6 PISTES POUR SKIER ÉCOLO

Chaque année c’est pareil, dès que janvier est là, je n’ai qu’une idée en tête : organiser mes vacances au ski ! J’y vais depuis que je suis petite, et chaque année j’ai tellement hâte de retrouver cette ambiance, l’air frais de la montagne, et de dévaler les pistes de ski à n’en plus pouvoir !
Ce n’est pas forcément évident au premier abord, mais les séjours au ski ne sont pas les vacances idéales quand on se préoccupe de son impact sur la planète. J’ai donc eu envie d’étudier le sujet d’un peu plus près et de comprendre en quoi les activités liées aux vacances d’hiver ont un impact sur l’environnement, mais aussi quelles étaients les choses que je pouvais faire, moi, en tant qu’individu, pour minimiser cet impact et agir en faveur de la planète.

LES IMPACTS NÉGATIFS


Cette liste n’est bien sûr pas exhaustive, mais cela permet de se rendre compte de la réalité et de voir une partie de la face cachée du business des sports d’hiver.

❄ LA POLLUTION

Tout d’abord, il y a le problème des émissions de gaz à effet de serre liées au transport des milliers de personnes qui viennent dans les stations chaque semaine. Imaginez-vous les pics que cela peut atteindre dans certaines régions, notamment durant les vacances scolaires. Le transport est une des plus grosses sources de pollution et encore beaucoup trop de monde utilise son véhicule personnel pour se rendre en station. Gardons en tête que les gaz des voitures qui s’échappent dans l’atmosphère, pénètrent dans les sols dès qu’il pleut, et contaminent alors la végétation, les nappes phréatiques et les fleuves.
Il ne faut pas oublier qu’une partie de la couche d’ozone est déjà bien entamée par les camions qui acheminent de la nourriture dans les supermarchés, mais également par les déneigeuses pour rendre les routes praticables, les camions poubelles, etc… donc évitons d’en rajouter une couche.

❄ LES DÉCHETS

Chaque année, des tonnes de déchets sont retrouvées dans la nature une fois que la neige a fondu. Ces détritus qui mettent parfois des centaines d’années à se dégrader, polluent les sols, l’eau, à cause de leur composition (métal, plastique, verre, ou carton).
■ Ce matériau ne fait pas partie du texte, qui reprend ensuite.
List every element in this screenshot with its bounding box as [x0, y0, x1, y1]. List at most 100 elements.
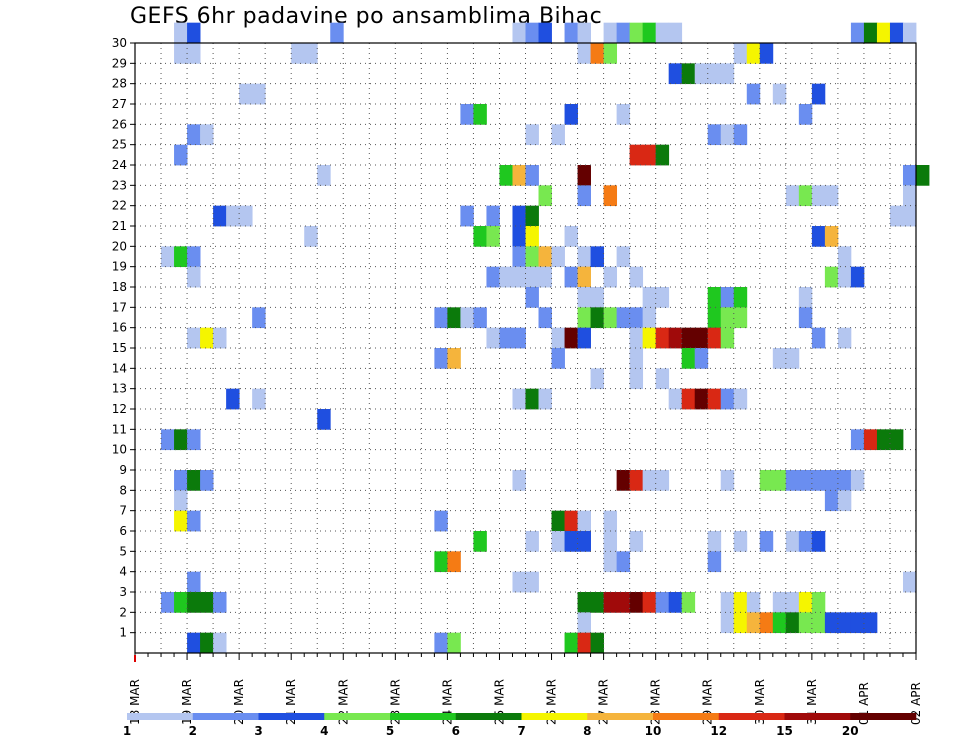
heatmap-cell: [512, 470, 526, 491]
heatmap-cell: [551, 348, 565, 369]
colorbar-label: 10: [645, 724, 662, 738]
colorbar-segment: [850, 713, 917, 720]
colorbar-label: 15: [776, 724, 793, 738]
heatmap-cell: [889, 429, 904, 451]
heatmap-cell: [252, 388, 266, 410]
heatmap-cell: [187, 592, 201, 613]
heatmap-cell: [616, 592, 631, 613]
heatmap-cell: [200, 592, 214, 613]
heatmap-cell: [798, 470, 813, 491]
heatmap-cell: [499, 266, 513, 288]
heatmap-cell: [720, 307, 735, 329]
heatmap-cell: [733, 531, 748, 552]
heatmap-cell: [889, 205, 904, 227]
heatmap-cell: [785, 470, 800, 491]
heatmap-cell: [577, 307, 591, 329]
heatmap-cell: [252, 307, 266, 329]
y-tick-label: 21: [112, 219, 127, 233]
heatmap-cell: [837, 470, 852, 491]
heatmap-cell: [642, 470, 657, 491]
heatmap-cell: [525, 124, 539, 146]
heatmap-cell: [772, 612, 787, 634]
heatmap-cell: [330, 22, 344, 44]
heatmap-cell: [707, 327, 722, 349]
heatmap-cell: [616, 246, 631, 268]
heatmap-cell: [798, 185, 813, 207]
heatmap-cell: [785, 592, 800, 613]
heatmap-cell: [512, 266, 526, 288]
heatmap-cell: [200, 327, 214, 349]
heatmap-cell: [694, 388, 709, 410]
heatmap-cell: [460, 307, 474, 329]
heatmap-cell: [187, 470, 201, 491]
heatmap-cell: [733, 124, 748, 146]
heatmap-cell: [733, 592, 748, 613]
heatmap-cell: [681, 592, 696, 613]
heatmap-cell: [876, 429, 891, 451]
y-tick-label: 16: [112, 321, 127, 335]
heatmap-cell: [603, 551, 618, 573]
heatmap-cell: [655, 470, 670, 491]
heatmap-cell: [187, 22, 201, 44]
heatmap-cell: [720, 470, 735, 491]
heatmap-cell: [187, 327, 201, 349]
heatmap-cell: [902, 165, 917, 186]
heatmap-cell: [213, 632, 227, 654]
heatmap-cell: [577, 612, 591, 634]
heatmap-cell: [746, 592, 761, 613]
y-tick-label: 19: [112, 260, 127, 274]
heatmap-cell: [187, 266, 201, 288]
heatmap-cell: [317, 165, 331, 186]
heatmap-cell: [772, 470, 787, 491]
heatmap-cell: [174, 246, 188, 268]
heatmap-cell: [850, 22, 865, 44]
heatmap-cell: [174, 592, 188, 613]
heatmap-cell: [564, 327, 578, 349]
heatmap-cell: [226, 388, 240, 410]
heatmap-cell: [512, 205, 526, 227]
y-tick-label: 12: [112, 402, 127, 416]
heatmap-cell: [577, 266, 591, 288]
heatmap-cell: [655, 592, 670, 613]
heatmap-cell: [473, 307, 487, 329]
colorbar-label: 3: [254, 724, 262, 738]
heatmap-cell: [681, 388, 696, 410]
heatmap-cell: [577, 327, 591, 349]
heatmap-cell: [668, 327, 683, 349]
colorbar-segment: [390, 713, 457, 720]
heatmap-cell: [473, 226, 487, 247]
heatmap-cell: [759, 43, 774, 64]
heatmap-cell: [681, 348, 696, 369]
heatmap-cell: [668, 63, 683, 85]
colorbar-label: 20: [842, 724, 859, 738]
y-tick-label: 13: [112, 382, 127, 396]
heatmap-cell: [174, 43, 188, 64]
heatmap-cell: [863, 429, 878, 451]
heatmap-cell: [603, 510, 618, 532]
heatmap-cell: [785, 348, 800, 369]
y-tick-label: 7: [119, 504, 127, 518]
heatmap-cell: [512, 388, 526, 410]
heatmap-cell: [434, 632, 448, 654]
colorbar-label: 7: [517, 724, 525, 738]
colorbar-label: 2: [189, 724, 197, 738]
heatmap-cell: [486, 327, 500, 349]
heatmap-cell: [707, 551, 722, 573]
heatmap-cell: [850, 470, 865, 491]
heatmap-cell: [603, 592, 618, 613]
heatmap-cell: [499, 165, 513, 186]
y-tick-label: 5: [119, 544, 127, 558]
heatmap-cell: [525, 287, 539, 308]
heatmap-cell: [187, 429, 201, 451]
heatmap-cell: [629, 22, 644, 44]
y-tick-label: 17: [112, 300, 127, 314]
heatmap-cell: [785, 612, 800, 634]
heatmap-cell: [837, 612, 852, 634]
colorbar-segment: [653, 713, 720, 720]
heatmap-cell: [642, 144, 657, 166]
heatmap-cell: [564, 510, 578, 532]
y-tick-label: 23: [112, 178, 127, 192]
heatmap-cell: [772, 592, 787, 613]
heatmap-cell: [733, 287, 748, 308]
heatmap-cell: [772, 83, 787, 105]
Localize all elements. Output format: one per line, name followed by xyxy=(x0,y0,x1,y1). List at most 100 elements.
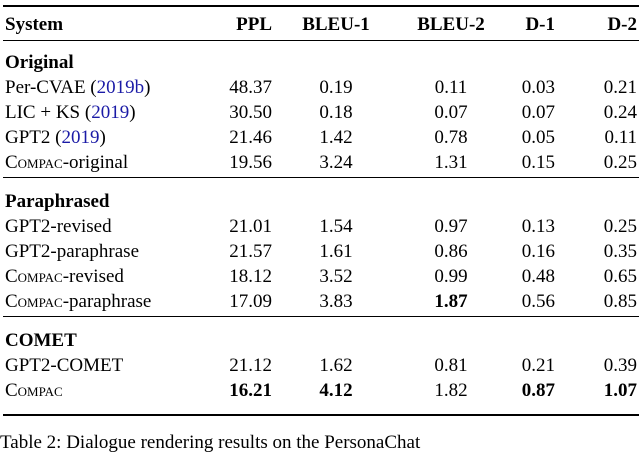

Sous l’effet de l’humidité, des matières toxiques se dégagent et s’infiltrent dans le sol.
On a tendance à perdre nos bonnes habitudes, notamment pour des questions de praticité : c’est les vacances, on achète des choses faciles à cuisiner, industrielles et suremballées… et on peut se laisser aller à l’oubli du tri des déchets, parce que, merde, il fait froid dehors, c’est plus simple de tout mettre dans la même poubelle dans l’appart… #nocomment

❄ IMPACT DES ACTIVITÉS SUR L’ENVIRONNEMENT

Toutes ces constructions en haute montagne, entre les hébergements et les remontées mécaniques, ça a forcément des conséquences sur la faune et la flore, c’est inévitable. On a bétonné et installé des machines gourmandes en énergie dans ces espaces naturels, à l’origine, hostiles à l’Homme, sans se préoccuper des conséquences de toutes ces activités sur l’environnement.
Pour attirer toujours plus de touristes, certaines stations ouvrent de nouvelles pistes et donc mangent un peu plus d’espace naturel. L’enneigement artificiel pour entretenir toutes ces pistes est aussi un fléau. Le prélèvement de l’eau dans les rivières et les lacs affecte la vie aquatique, et donc l’écosystème. Le besoin en eau des stations est tellement important qu’elles doivent parfois construire des lacs artificiels.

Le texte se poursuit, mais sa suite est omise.